DEL MAR — The Del Mar Fairgrounds announced Tuesday that they have returned $5.6 million in COVID-19-era federal loans to settle a dispute with the U.S. Attorney’s Office, which argues that they were not eligible for the funds in the first place.
In 2020, the Fairgrounds was facing a dire financial situation and the possibility of permanent closure due to the shutdown of major revenue-producing events like the fair in response to the COVID-19 pandemic.
The 22nd District Agricultural Association, the entity that owns and manages the Fairgrounds, applied for a Paycheck Protection Program loan through the federal Coronavirus Aid, Relief, and Economic Security (CARES) Act as a last resort to stay afloat.
The Fairgrounds had been unsuccessful in finding other sources of aid, including a requested $5 million loan from the neighboring Orange County Fairgrounds.

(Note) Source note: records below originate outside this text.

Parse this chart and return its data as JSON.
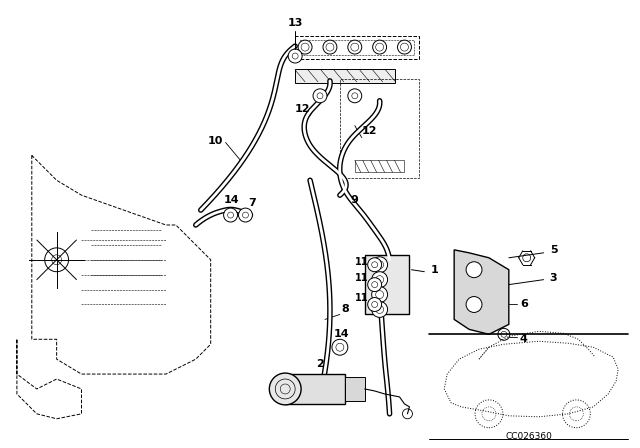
{
  "bg_color": "#ffffff",
  "line_color": "#000000",
  "diagram_code": "CC026360",
  "lw_thin": 0.7,
  "lw_med": 1.0,
  "lw_thick": 1.5,
  "lw_hose": 2.5
}
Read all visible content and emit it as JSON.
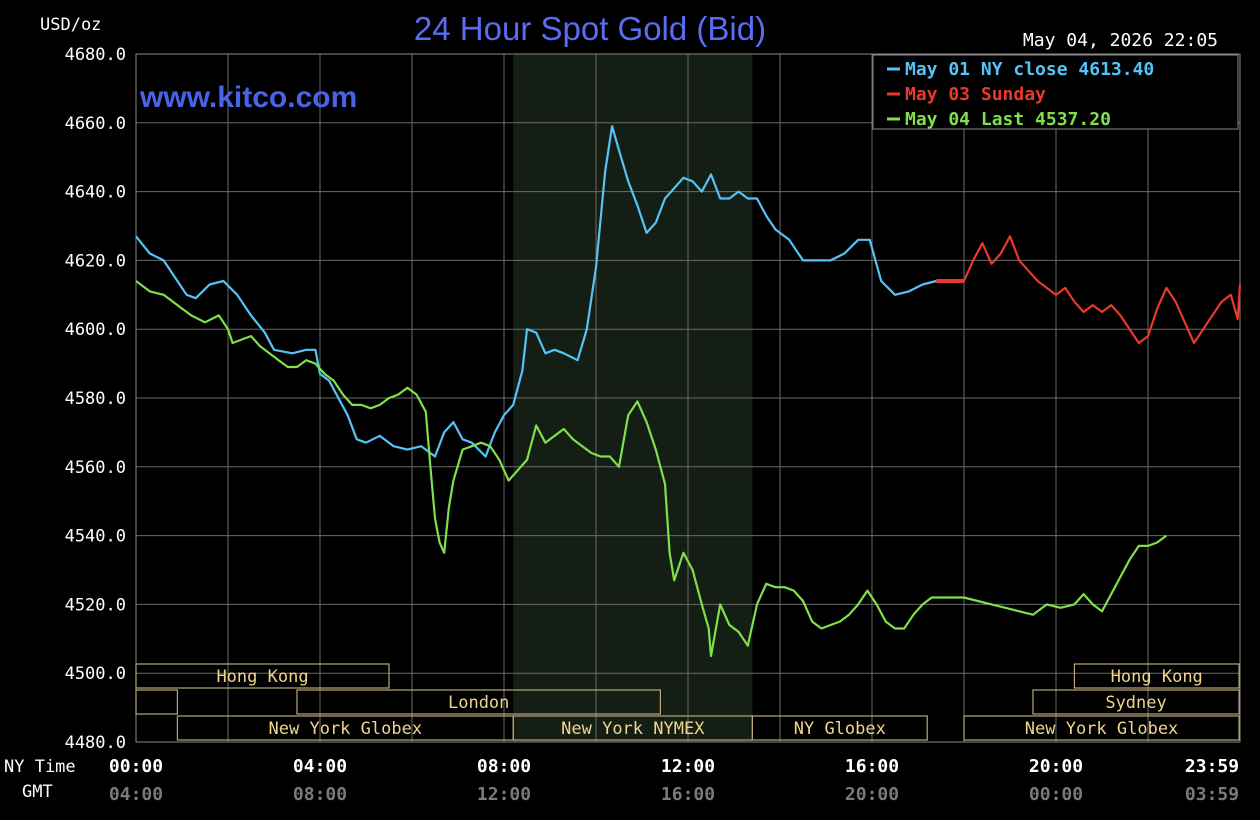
{
  "chart_data": {
    "type": "line",
    "title": "24 Hour Spot Gold (Bid)",
    "ylabel": "USD/oz",
    "timestamp": "May 04, 2026 22:05",
    "watermark": "www.kitco.com",
    "ylim": [
      4480,
      4680
    ],
    "yticks": [
      "4680.0",
      "4660.0",
      "4640.0",
      "4620.0",
      "4600.0",
      "4580.0",
      "4560.0",
      "4540.0",
      "4520.0",
      "4500.0",
      "4480.0"
    ],
    "xlim": [
      0,
      24
    ],
    "row_labels": {
      "ny": "NY Time",
      "gmt": "GMT"
    },
    "xticks_ny": [
      {
        "h": 0,
        "label": "00:00"
      },
      {
        "h": 4,
        "label": "04:00"
      },
      {
        "h": 8,
        "label": "08:00"
      },
      {
        "h": 12,
        "label": "12:00"
      },
      {
        "h": 16,
        "label": "16:00"
      },
      {
        "h": 20,
        "label": "20:00"
      },
      {
        "h": 23.98,
        "label": "23:59"
      }
    ],
    "xticks_gmt": [
      "04:00",
      "08:00",
      "12:00",
      "16:00",
      "20:00",
      "00:00",
      "03:59"
    ],
    "shaded_region": [
      8.2,
      13.4
    ],
    "grid": true,
    "legend_position": "top-right",
    "series": [
      {
        "name": "May 01 NY close 4613.40",
        "color": "#55c3f5",
        "points": [
          [
            0,
            4627
          ],
          [
            0.3,
            4622
          ],
          [
            0.6,
            4620
          ],
          [
            0.9,
            4614
          ],
          [
            1.1,
            4610
          ],
          [
            1.3,
            4609
          ],
          [
            1.6,
            4613
          ],
          [
            1.9,
            4614
          ],
          [
            2.2,
            4610
          ],
          [
            2.5,
            4604
          ],
          [
            2.8,
            4599
          ],
          [
            3.0,
            4594
          ],
          [
            3.4,
            4593
          ],
          [
            3.7,
            4594
          ],
          [
            3.9,
            4594
          ],
          [
            4.0,
            4587
          ],
          [
            4.2,
            4585
          ],
          [
            4.4,
            4580
          ],
          [
            4.6,
            4575
          ],
          [
            4.8,
            4568
          ],
          [
            5.0,
            4567
          ],
          [
            5.3,
            4569
          ],
          [
            5.6,
            4566
          ],
          [
            5.9,
            4565
          ],
          [
            6.2,
            4566
          ],
          [
            6.5,
            4563
          ],
          [
            6.7,
            4570
          ],
          [
            6.9,
            4573
          ],
          [
            7.1,
            4568
          ],
          [
            7.3,
            4567
          ],
          [
            7.6,
            4563
          ],
          [
            7.8,
            4570
          ],
          [
            8.0,
            4575
          ],
          [
            8.2,
            4578
          ],
          [
            8.4,
            4588
          ],
          [
            8.5,
            4600
          ],
          [
            8.7,
            4599
          ],
          [
            8.9,
            4593
          ],
          [
            9.1,
            4594
          ],
          [
            9.3,
            4593
          ],
          [
            9.6,
            4591
          ],
          [
            9.8,
            4600
          ],
          [
            10.0,
            4618
          ],
          [
            10.2,
            4646
          ],
          [
            10.35,
            4659
          ],
          [
            10.5,
            4652
          ],
          [
            10.7,
            4643
          ],
          [
            10.9,
            4636
          ],
          [
            11.1,
            4628
          ],
          [
            11.3,
            4631
          ],
          [
            11.5,
            4638
          ],
          [
            11.7,
            4641
          ],
          [
            11.9,
            4644
          ],
          [
            12.1,
            4643
          ],
          [
            12.3,
            4640
          ],
          [
            12.5,
            4645
          ],
          [
            12.7,
            4638
          ],
          [
            12.9,
            4638
          ],
          [
            13.1,
            4640
          ],
          [
            13.3,
            4638
          ],
          [
            13.5,
            4638
          ],
          [
            13.7,
            4633
          ],
          [
            13.9,
            4629
          ],
          [
            14.2,
            4626
          ],
          [
            14.5,
            4620
          ],
          [
            14.8,
            4620
          ],
          [
            15.1,
            4620
          ],
          [
            15.4,
            4622
          ],
          [
            15.7,
            4626
          ],
          [
            15.95,
            4626
          ],
          [
            16.2,
            4614
          ],
          [
            16.5,
            4610
          ],
          [
            16.8,
            4611
          ],
          [
            17.1,
            4613
          ],
          [
            17.4,
            4614
          ]
        ]
      },
      {
        "name": "May 03 Sunday",
        "color": "#e8392b",
        "points": [
          [
            17.4,
            4614
          ],
          [
            18.0,
            4614
          ],
          [
            18.2,
            4620
          ],
          [
            18.4,
            4625
          ],
          [
            18.6,
            4619
          ],
          [
            18.8,
            4622
          ],
          [
            19.0,
            4627
          ],
          [
            19.2,
            4620
          ],
          [
            19.4,
            4617
          ],
          [
            19.6,
            4614
          ],
          [
            19.8,
            4612
          ],
          [
            20.0,
            4610
          ],
          [
            20.2,
            4612
          ],
          [
            20.4,
            4608
          ],
          [
            20.6,
            4605
          ],
          [
            20.8,
            4607
          ],
          [
            21.0,
            4605
          ],
          [
            21.2,
            4607
          ],
          [
            21.4,
            4604
          ],
          [
            21.6,
            4600
          ],
          [
            21.8,
            4596
          ],
          [
            22.0,
            4598
          ],
          [
            22.2,
            4606
          ],
          [
            22.4,
            4612
          ],
          [
            22.6,
            4608
          ],
          [
            22.8,
            4602
          ],
          [
            23.0,
            4596
          ],
          [
            23.2,
            4600
          ],
          [
            23.4,
            4604
          ],
          [
            23.6,
            4608
          ],
          [
            23.8,
            4610
          ],
          [
            23.95,
            4603
          ],
          [
            24.0,
            4613
          ]
        ]
      },
      {
        "name": "May 04 Last 4537.20",
        "color": "#7fe04a",
        "points": [
          [
            0,
            4614
          ],
          [
            0.3,
            4611
          ],
          [
            0.6,
            4610
          ],
          [
            0.9,
            4607
          ],
          [
            1.2,
            4604
          ],
          [
            1.5,
            4602
          ],
          [
            1.8,
            4604
          ],
          [
            2.0,
            4600
          ],
          [
            2.1,
            4596
          ],
          [
            2.3,
            4597
          ],
          [
            2.5,
            4598
          ],
          [
            2.7,
            4595
          ],
          [
            2.9,
            4593
          ],
          [
            3.1,
            4591
          ],
          [
            3.3,
            4589
          ],
          [
            3.5,
            4589
          ],
          [
            3.7,
            4591
          ],
          [
            3.9,
            4590
          ],
          [
            4.1,
            4587
          ],
          [
            4.3,
            4585
          ],
          [
            4.5,
            4581
          ],
          [
            4.7,
            4578
          ],
          [
            4.9,
            4578
          ],
          [
            5.1,
            4577
          ],
          [
            5.3,
            4578
          ],
          [
            5.5,
            4580
          ],
          [
            5.7,
            4581
          ],
          [
            5.9,
            4583
          ],
          [
            6.1,
            4581
          ],
          [
            6.3,
            4576
          ],
          [
            6.4,
            4560
          ],
          [
            6.5,
            4545
          ],
          [
            6.6,
            4538
          ],
          [
            6.7,
            4535
          ],
          [
            6.8,
            4548
          ],
          [
            6.9,
            4556
          ],
          [
            7.1,
            4565
          ],
          [
            7.3,
            4566
          ],
          [
            7.5,
            4567
          ],
          [
            7.7,
            4566
          ],
          [
            7.9,
            4562
          ],
          [
            8.1,
            4556
          ],
          [
            8.3,
            4559
          ],
          [
            8.5,
            4562
          ],
          [
            8.7,
            4572
          ],
          [
            8.9,
            4567
          ],
          [
            9.1,
            4569
          ],
          [
            9.3,
            4571
          ],
          [
            9.5,
            4568
          ],
          [
            9.7,
            4566
          ],
          [
            9.9,
            4564
          ],
          [
            10.1,
            4563
          ],
          [
            10.3,
            4563
          ],
          [
            10.5,
            4560
          ],
          [
            10.7,
            4575
          ],
          [
            10.9,
            4579
          ],
          [
            11.1,
            4573
          ],
          [
            11.3,
            4565
          ],
          [
            11.5,
            4555
          ],
          [
            11.6,
            4535
          ],
          [
            11.7,
            4527
          ],
          [
            11.9,
            4535
          ],
          [
            12.1,
            4530
          ],
          [
            12.3,
            4520
          ],
          [
            12.45,
            4513
          ],
          [
            12.5,
            4505
          ],
          [
            12.7,
            4520
          ],
          [
            12.9,
            4514
          ],
          [
            13.1,
            4512
          ],
          [
            13.3,
            4508
          ],
          [
            13.5,
            4520
          ],
          [
            13.7,
            4526
          ],
          [
            13.9,
            4525
          ],
          [
            14.1,
            4525
          ],
          [
            14.3,
            4524
          ],
          [
            14.5,
            4521
          ],
          [
            14.7,
            4515
          ],
          [
            14.9,
            4513
          ],
          [
            15.1,
            4514
          ],
          [
            15.3,
            4515
          ],
          [
            15.5,
            4517
          ],
          [
            15.7,
            4520
          ],
          [
            15.9,
            4524
          ],
          [
            16.1,
            4520
          ],
          [
            16.3,
            4515
          ],
          [
            16.5,
            4513
          ],
          [
            16.7,
            4513
          ],
          [
            16.9,
            4517
          ],
          [
            17.1,
            4520
          ],
          [
            17.3,
            4522
          ],
          [
            17.6,
            4522
          ],
          [
            18.0,
            4522
          ],
          [
            18.3,
            4521
          ],
          [
            18.6,
            4520
          ],
          [
            18.9,
            4519
          ],
          [
            19.2,
            4518
          ],
          [
            19.5,
            4517
          ],
          [
            19.8,
            4520
          ],
          [
            20.1,
            4519
          ],
          [
            20.4,
            4520
          ],
          [
            20.6,
            4523
          ],
          [
            20.8,
            4520
          ],
          [
            21.0,
            4518
          ],
          [
            21.2,
            4523
          ],
          [
            21.4,
            4528
          ],
          [
            21.6,
            4533
          ],
          [
            21.8,
            4537
          ],
          [
            22.0,
            4537
          ],
          [
            22.2,
            4538
          ],
          [
            22.4,
            4540
          ]
        ]
      }
    ],
    "sessions": [
      {
        "label": "Hong Kong",
        "start": 0,
        "end": 5.5,
        "row": 0
      },
      {
        "label": "",
        "start": 0,
        "end": 0.9,
        "row": 1
      },
      {
        "label": "London",
        "start": 3.5,
        "end": 11.4,
        "row": 1
      },
      {
        "label": "New York Globex",
        "start": 0.9,
        "end": 8.2,
        "row": 2
      },
      {
        "label": "New York NYMEX",
        "start": 8.2,
        "end": 13.4,
        "row": 2
      },
      {
        "label": "NY Globex",
        "start": 13.4,
        "end": 17.2,
        "row": 2
      },
      {
        "label": "Hong Kong",
        "start": 20.4,
        "end": 23.98,
        "row": 0
      },
      {
        "label": "Sydney",
        "start": 19.5,
        "end": 23.98,
        "row": 1
      },
      {
        "label": "New York Globex",
        "start": 18.0,
        "end": 23.98,
        "row": 2
      }
    ]
  }
}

Mission Valley Bank approved a $4.7 million loan for the organization in the summer of 2020. The 22nd DAA was one of 17 district agricultural associations in the state to receive a PPP loan.
“The PPP program was a lifeline to the 22nd DAA and to many DAAs across California. We are very grateful that we received the loan, which enabled the Del Mar Fairgrounds and other 22nd DAA properties to continue to operate as a community gathering place in times of celebration — and to serve as an emergency resource center in times of need,” the 22nd DAA said.
The Small Business Administration later forgave this loan and reclassified it as a grant, removing any obligation for the 22nd DAA to pay it back.
However, as of 2023, the Fairgrounds has been facing allegations from the Department of Justice that it was never eligible to receive the loan due to being a “government-owned agency.”
After a year of back-and-forth conversations with the U.S. Attorney’s Office, the Fairgrounds said they are returning the loan with interest to avoid litigation and settle the situation.
The $5.6 million payment covers the original loan in addition to interest and processing fees.
“These loans were intended to provide critical relief to eligible businesses during a time of global crisis,” said U.S. Attorney Tara McGrath. “This settlement upholds the integrity of the COVID relief program and holds the DAA accountable for obtaining millions in taxpayer-funded benefits to which they were not entitled.”
Leaders of the 22nd DAA maintain that they were eligible for the loan, and followed all proper procedures in obtaining it. They said there was a debate over its eligibility as a “state institution” and that this needs to be clarified going forward.
“While we maintain that the 22nd DAA was indeed eligible, the inquiry has made one thing abundantly clear: there is a lack of clarity about DAAs’ standing as ill-defined ‘state institutions’ under the law and their eligibility for state and federal funding and grant programs. Going forward, we now plan to take a leadership role within our industry and work with our lawmakers to better clarify DAAs’ status under state law and the federal tax code,” the 22nd DAA said.
According to the 22nd DAA’s website, the DAA is a state institution and a state-affiliated organization that acts independently and does not receive tax dollars. The governor’s office appoints officers to the board.
The organization also noted that they are in a much better financial position now than four years ago, with a cash position of $39.8 million in August compared to just over $1 million in May 2020, according to financial records.
They said their improved financial situation allowed them to pay back the taxpayers “who rescued the 22nd DAA” in 2020.